Ambassador of Bangladesh to the Netherlands
- Incumbent
- Assumed office September 2026
- Preceded by: Tareque Muhammad

Ambassador of Bangladesh to Thailand
- In office September 2024 – September 2026
- Preceded by: Mohammed Abdul Hye
- Succeeded by: Andalib Elias

Personal details
- Education: University of Dhaka

= Faiyaz Murshid Kazi =

Bangladeshi diplomat

Faiyaz Murshid Kazi is a Bangladeshi diplomat and the incumbent ambassador of Bangladesh to the Netherlands. Prior to this, he was the ambassador to Thailand. He is the former director-general of the West Europe and European Union wing at the Ministry of Foreign Affairs.

== Early life ==
Kazi has a master's in English literature from the University of Dhaka.

==Career==
Kazi joined the foreign service through the 20th batch of the Bangladesh Civil Service. He served as an assistant commissioner and a magistrate in Chittagong District.

In 2008, Kazi was the first secretary at the Embassy of Bangladesh in China. He was the Deputy Permanent Representative at the Bangladesh Permanent Representative of Bangladesh to the United Nations Office in Geneva.

Kazi was the director-general of the West Europe and European Union wing at the Ministry of Foreign Affairs. He was the director-general of the multilateral economic wing at the Ministry of Foreign Affairs.

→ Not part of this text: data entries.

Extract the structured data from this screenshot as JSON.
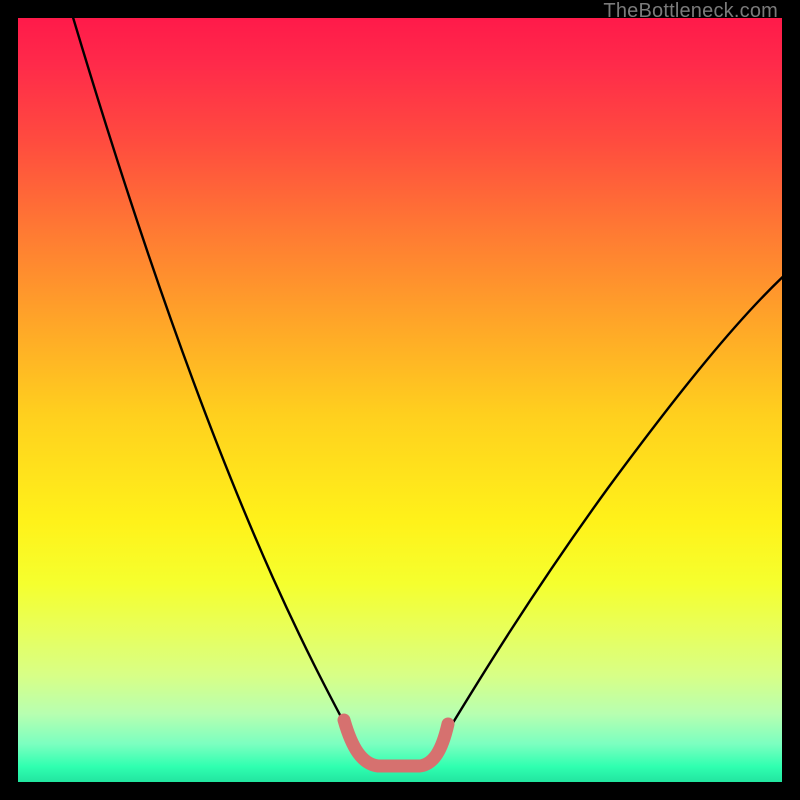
{
  "watermark": "TheBottleneck.com",
  "chart_data": {
    "type": "line",
    "title": "",
    "xlabel": "",
    "ylabel": "",
    "xlim": [
      0,
      100
    ],
    "ylim": [
      0,
      100
    ],
    "background_gradient": {
      "top": "#ff1a4a",
      "middle": "#fff21a",
      "bottom": "#22e5a0"
    },
    "series": [
      {
        "name": "left-curve",
        "color": "#000000",
        "x": [
          8,
          12,
          16,
          20,
          24,
          28,
          32,
          36,
          40,
          43,
          45
        ],
        "y": [
          100,
          86,
          73,
          61,
          50,
          40,
          31,
          23,
          15,
          9,
          4
        ]
      },
      {
        "name": "right-curve",
        "color": "#000000",
        "x": [
          55,
          58,
          62,
          66,
          70,
          74,
          78,
          82,
          86,
          90,
          94,
          98,
          100
        ],
        "y": [
          5,
          9,
          15,
          21,
          27,
          33,
          39,
          45,
          51,
          56,
          61,
          65,
          67
        ]
      },
      {
        "name": "trough-highlight",
        "color": "#d6716f",
        "x": [
          43,
          45,
          47,
          50,
          53,
          55,
          56
        ],
        "y": [
          9,
          4,
          2,
          2,
          2,
          5,
          9
        ]
      }
    ]
  }
}
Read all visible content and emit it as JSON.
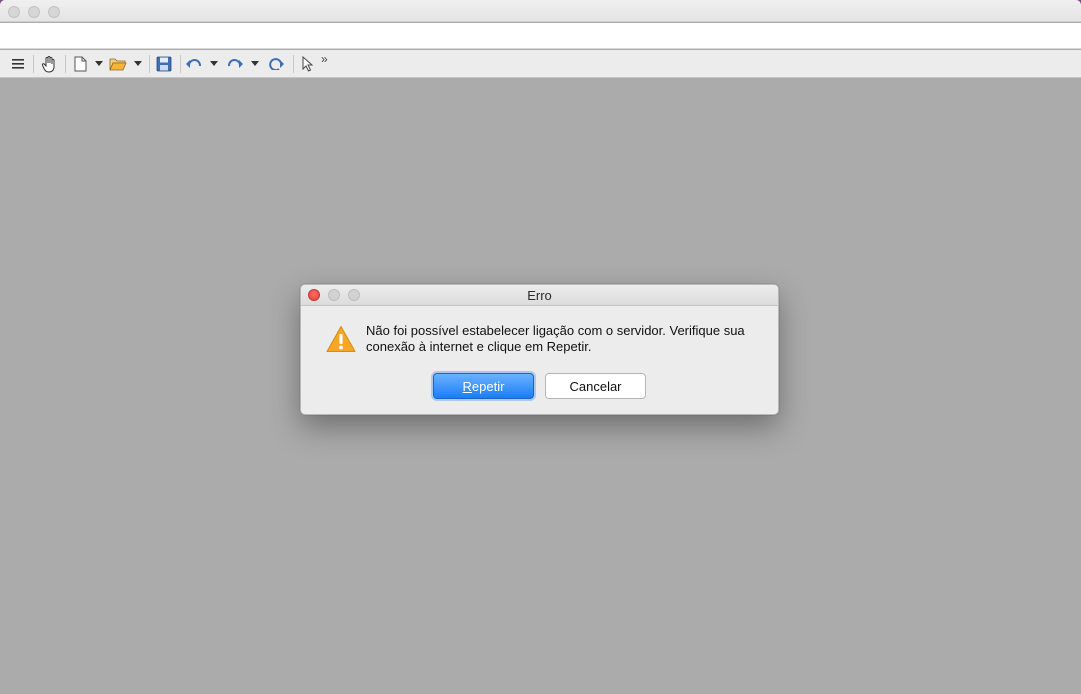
{
  "toolbar": {
    "items": [
      {
        "name": "menu-icon"
      },
      {
        "name": "hand-tool-icon"
      },
      {
        "name": "new-document-icon"
      },
      {
        "name": "open-folder-icon"
      },
      {
        "name": "save-icon"
      },
      {
        "name": "undo-icon"
      },
      {
        "name": "redo-icon"
      },
      {
        "name": "refresh-icon"
      },
      {
        "name": "pointer-icon"
      }
    ],
    "overflow": "»"
  },
  "dialog": {
    "title": "Erro",
    "message": "Não foi possível estabelecer ligação com o servidor. Verifique sua conexão à internet e clique em Repetir.",
    "primary_button": {
      "mnemonic": "R",
      "rest": "epetir"
    },
    "secondary_button": "Cancelar",
    "icon": "warning-icon"
  },
  "colors": {
    "accent": "#1a7ef5",
    "warning": "#f5a623",
    "backdrop": "#ababab"
  }
}
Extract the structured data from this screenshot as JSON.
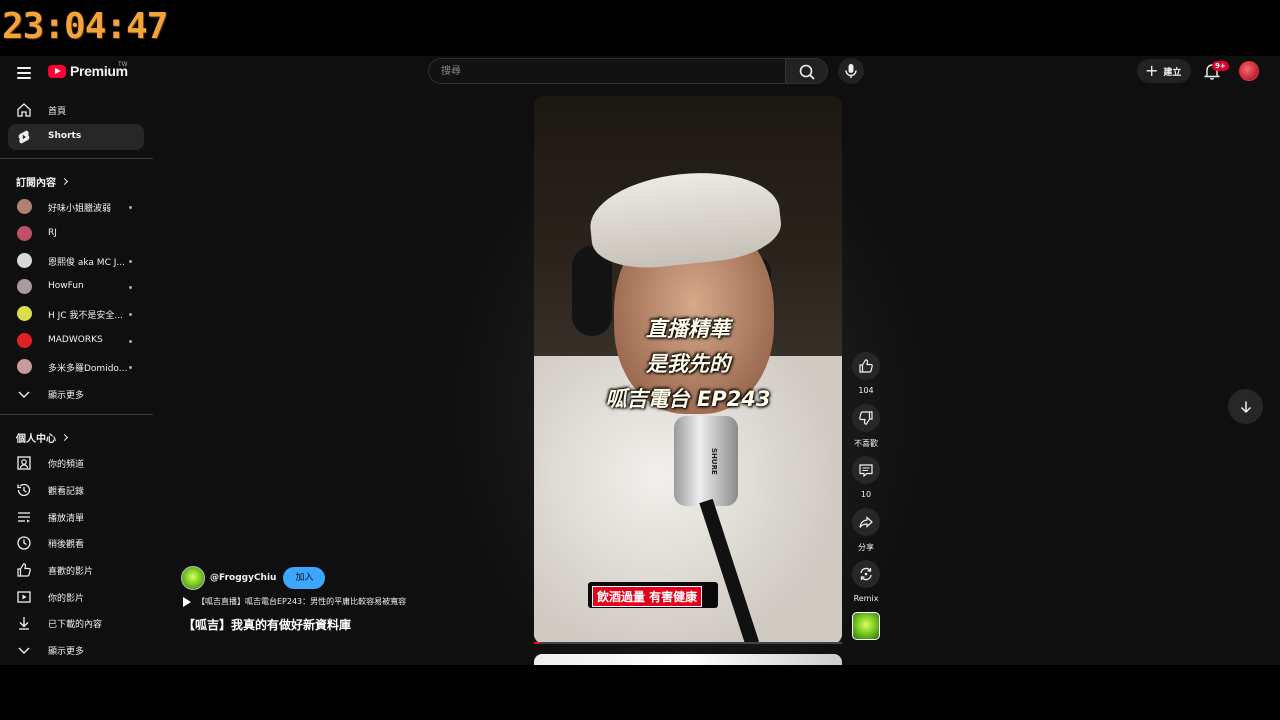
{
  "clock": "23:04:47",
  "header": {
    "logo_text": "Premium",
    "logo_region": "TW",
    "search_placeholder": "搜尋",
    "create_label": "建立",
    "notification_badge": "9+"
  },
  "sidebar": {
    "main": [
      {
        "label": "首頁",
        "icon": "home-icon"
      },
      {
        "label": "Shorts",
        "icon": "shorts-icon",
        "active": true
      }
    ],
    "subscriptions_title": "訂閱內容",
    "subscriptions": [
      {
        "label": "好味小姐臘波弱",
        "color": "#b08070"
      },
      {
        "label": "RJ",
        "color": "#c0506a"
      },
      {
        "label": "恩熙俊 aka MC J...",
        "color": "#d8d8d8"
      },
      {
        "label": "HowFun",
        "color": "#a89aa0"
      },
      {
        "label": "H JC 我不是安全...",
        "color": "#d7e04a"
      },
      {
        "label": "MADWORKS",
        "color": "#e02222"
      },
      {
        "label": "多米多羅Domido...",
        "color": "#c89a9a"
      }
    ],
    "show_more_1": "顯示更多",
    "you_title": "個人中心",
    "you_items": [
      {
        "label": "你的頻道",
        "icon": "channel-icon"
      },
      {
        "label": "觀看記錄",
        "icon": "history-icon"
      },
      {
        "label": "播放清單",
        "icon": "playlist-icon"
      },
      {
        "label": "稍後觀看",
        "icon": "clock-icon"
      },
      {
        "label": "喜歡的影片",
        "icon": "thumbs-up-icon"
      },
      {
        "label": "你的影片",
        "icon": "video-icon"
      },
      {
        "label": "已下載的內容",
        "icon": "download-icon"
      }
    ],
    "show_more_2": "顯示更多"
  },
  "short": {
    "overlay_lines": [
      "直播精華",
      "是我先的",
      "呱吉電台 EP243"
    ],
    "warning": "飲酒過量 有害健康",
    "mic_brand": "SHURE",
    "progress": 0.02,
    "channel": "@FroggyChiu",
    "join_label": "加入",
    "related_video": "【呱吉直播】呱吉電台EP243：男性的平庸比較容易被寬容",
    "title": "【呱吉】我真的有做好新資料庫",
    "actions": {
      "like_count": "104",
      "dislike_label": "不喜歡",
      "comment_count": "10",
      "share_label": "分享",
      "remix_label": "Remix"
    }
  },
  "colors": {
    "accent": "#ff0033",
    "join": "#3ea6ff",
    "clock": "#f2a33a"
  }
}
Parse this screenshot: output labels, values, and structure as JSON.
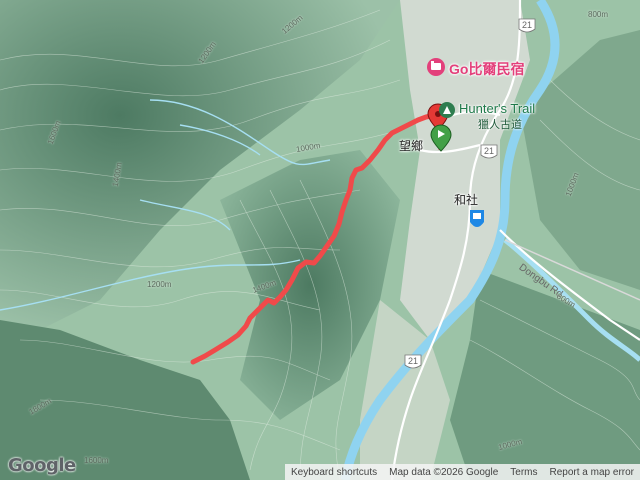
{
  "map": {
    "pois": {
      "bnb_name": "Go比爾民宿",
      "trail_name": "Hunter's Trail",
      "trail_subname": "獵人古道"
    },
    "places": {
      "wangxiang": "望鄉",
      "heshe": "和社"
    },
    "roads": {
      "route_21_a": "21",
      "route_21_b": "21",
      "route_21_c": "21",
      "dongbu_rd": "Dongbu Rd"
    },
    "contours": {
      "c1200_top": "1200m",
      "c1400_left": "1400m",
      "c1600_left": "1600m",
      "c1000_mid": "1000m",
      "c1200_mid": "1200m",
      "c1400_mid": "1400m",
      "c800_top": "800m",
      "c800_east": "800m",
      "c1000_east": "1000m",
      "c1800_bottom": "1800m",
      "c1600_bottom": "1600m",
      "c1000_bottom": "1000m",
      "c1200_small": "1200m"
    },
    "colors": {
      "route": "#f04a4a",
      "river": "#8fd3f0",
      "poi_pink": "#e3407b",
      "poi_green": "#1f7a4a"
    }
  },
  "footer": {
    "google": "Google",
    "shortcuts": "Keyboard shortcuts",
    "map_data": "Map data ©2026 Google",
    "terms": "Terms",
    "report": "Report a map error"
  }
}
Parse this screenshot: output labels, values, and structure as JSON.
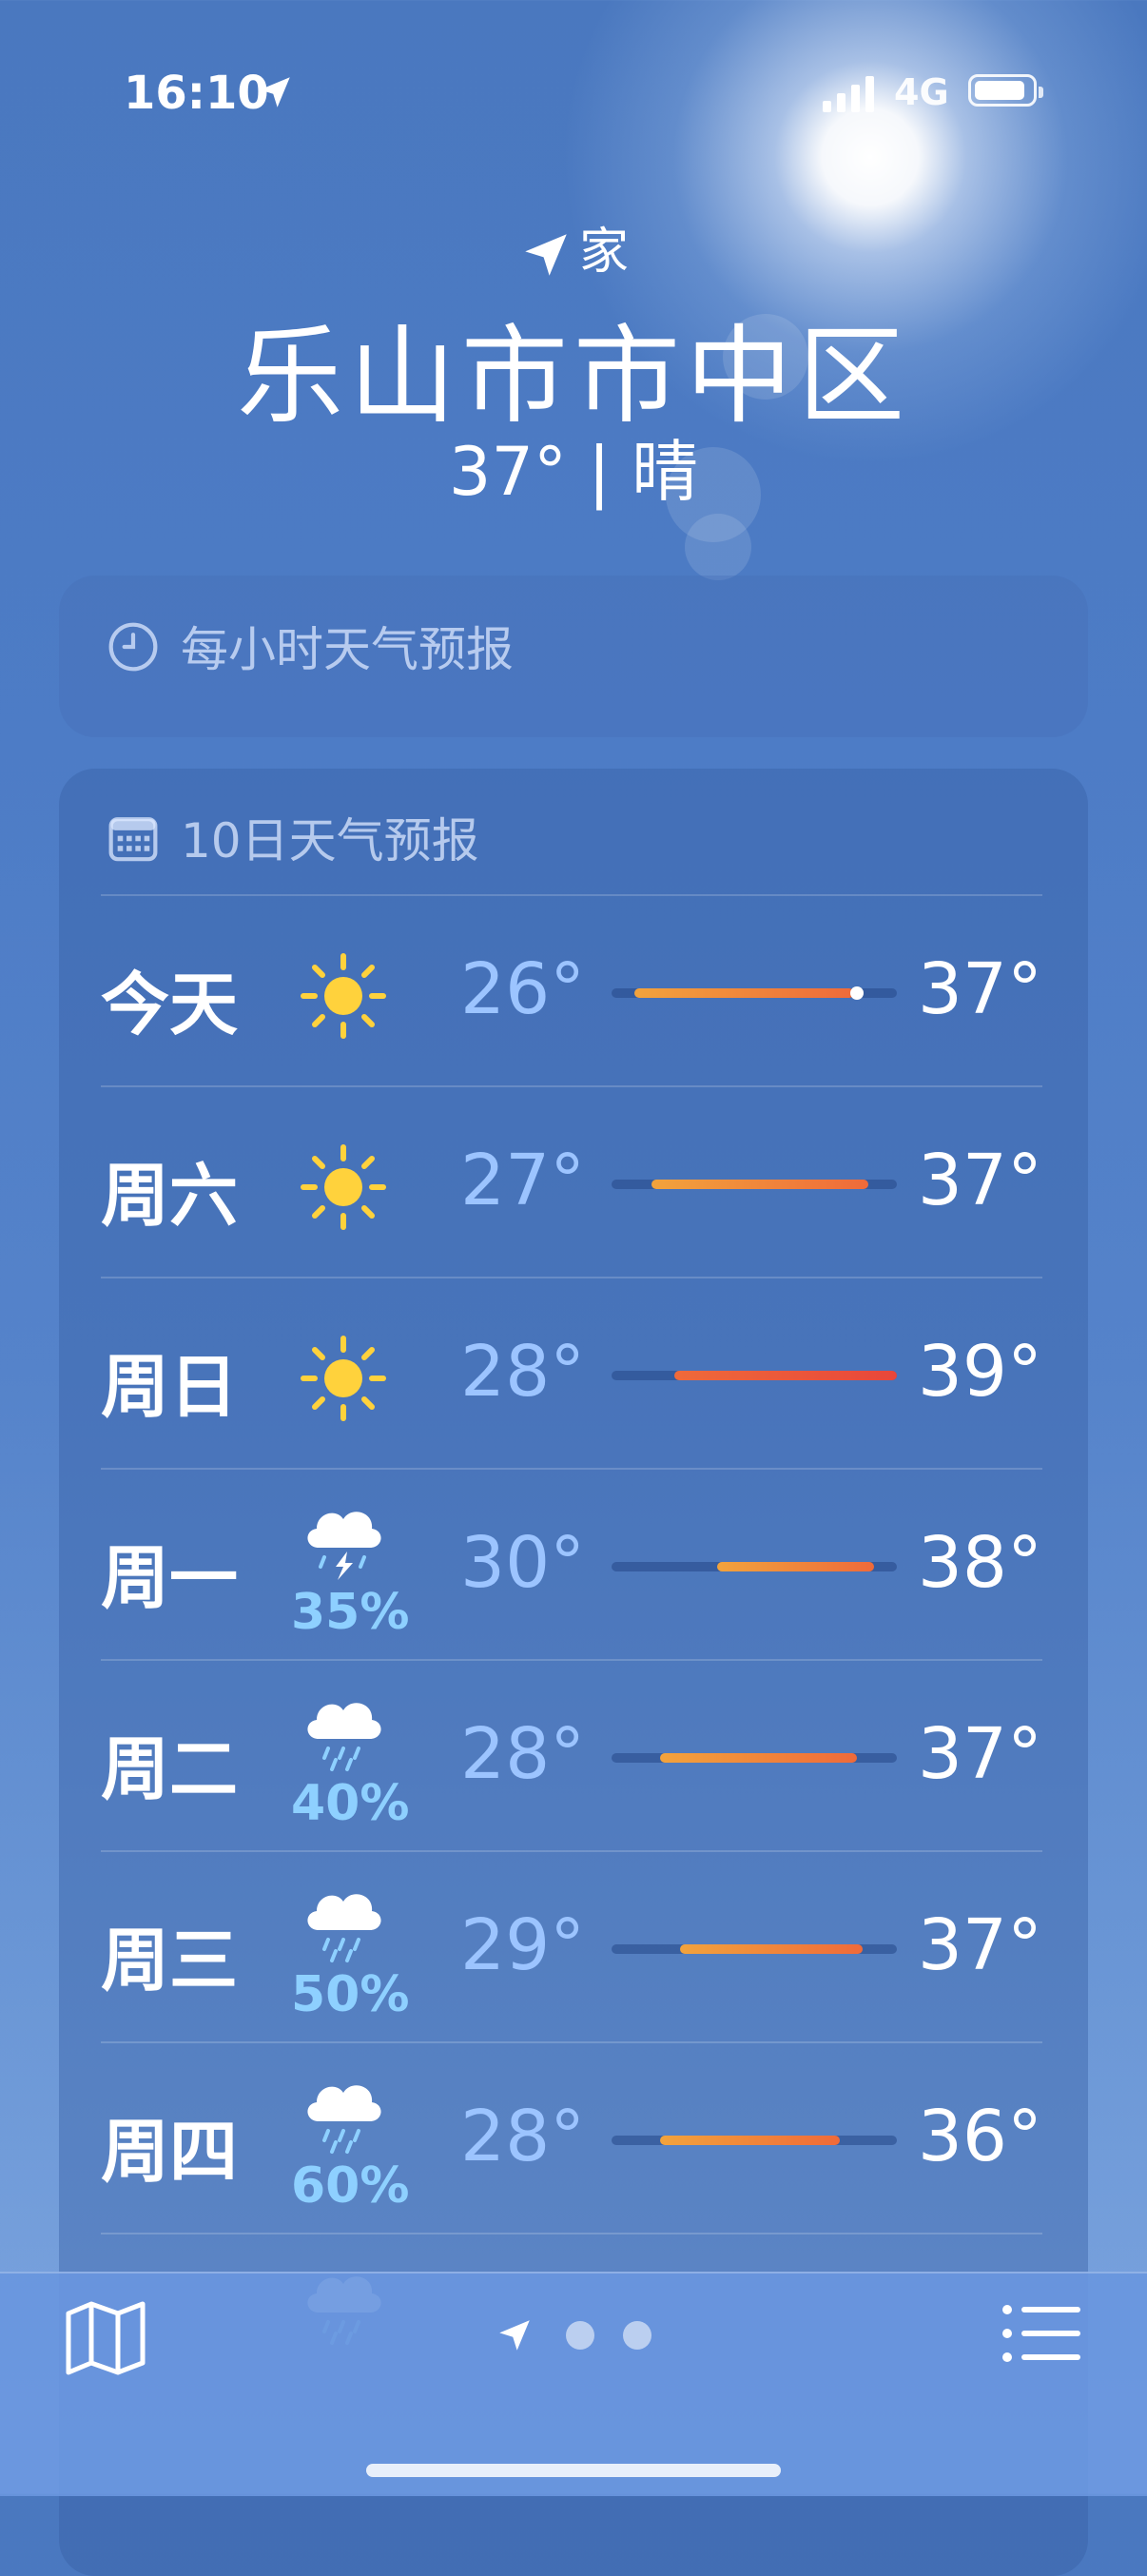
{
  "status_bar": {
    "time": "16:10",
    "network": "4G"
  },
  "header": {
    "location_label": "家",
    "city": "乐山市市中区",
    "current": "37° | 晴"
  },
  "hourly_card": {
    "title": "每小时天气预报"
  },
  "daily_card": {
    "title": "10日天气预报",
    "rows": [
      {
        "day": "今天",
        "icon": "sun-icon",
        "precip": "",
        "low": "26°",
        "high": "37°",
        "bar_start": 0.08,
        "bar_end": 0.85,
        "current_marker": 0.86
      },
      {
        "day": "周六",
        "icon": "sun-icon",
        "precip": "",
        "low": "27°",
        "high": "37°",
        "bar_start": 0.14,
        "bar_end": 0.9
      },
      {
        "day": "周日",
        "icon": "sun-icon",
        "precip": "",
        "low": "28°",
        "high": "39°",
        "bar_start": 0.22,
        "bar_end": 1.0
      },
      {
        "day": "周一",
        "icon": "thunderstorm-icon",
        "precip": "35%",
        "low": "30°",
        "high": "38°",
        "bar_start": 0.37,
        "bar_end": 0.92
      },
      {
        "day": "周二",
        "icon": "rain-cloud-icon",
        "precip": "40%",
        "low": "28°",
        "high": "37°",
        "bar_start": 0.17,
        "bar_end": 0.86
      },
      {
        "day": "周三",
        "icon": "rain-cloud-icon",
        "precip": "50%",
        "low": "29°",
        "high": "37°",
        "bar_start": 0.24,
        "bar_end": 0.88
      },
      {
        "day": "周四",
        "icon": "rain-cloud-icon",
        "precip": "60%",
        "low": "28°",
        "high": "36°",
        "bar_start": 0.17,
        "bar_end": 0.8
      }
    ]
  },
  "colors": {
    "bar_cool": "#f2a33c",
    "bar_warm": "#ef6a3a",
    "bar_hot": "#e8463a",
    "precip": "#8ed0ff"
  },
  "bottom_bar": {
    "icons": [
      "map-icon",
      "location-arrow-icon",
      "page-dot",
      "page-dot",
      "list-icon"
    ]
  }
}
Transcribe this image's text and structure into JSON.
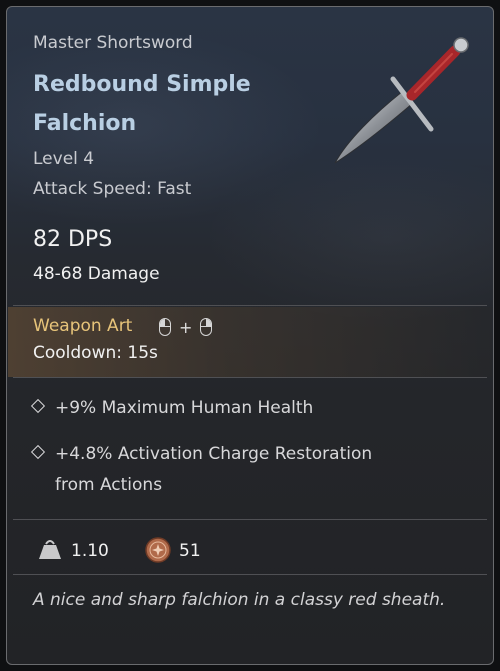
{
  "item": {
    "subtype": "Master Shortsword",
    "name": "Redbound Simple Falchion",
    "level": "Level 4",
    "attack_speed": "Attack Speed: Fast",
    "dps": "82 DPS",
    "damage": "48-68 Damage"
  },
  "weapon_art": {
    "title": "Weapon Art",
    "keys_plus": "+",
    "cooldown": "Cooldown: 15s",
    "icons": [
      "mouse-left-icon",
      "mouse-right-icon"
    ]
  },
  "perks": [
    {
      "text": "+9% Maximum Human Health"
    },
    {
      "text_line1": "+4.8% Activation Charge Restoration",
      "text_line2": "from Actions"
    }
  ],
  "stats": {
    "weight": "1.10",
    "price": "51",
    "icons": [
      "weight-icon",
      "coin-icon"
    ]
  },
  "description": "A nice and sharp falchion in a classy red sheath.",
  "colors": {
    "name": "#b9cfe3",
    "weapon_art_title": "#e7c47a",
    "coin": "#b06a4a",
    "sword_grip": "#b22d2a"
  }
}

Following the fall of the Sheikh Hasina led Awami League government, Kazi was appointed ambassador of Bangladesh to Thailand in September 2024. He accompanied the chief justice of Bangladesh, Syed Refaat Ahmed, during his official trip to Thailand in November 2024. He is a member of the board of trustees of the Asian Institute of Technology.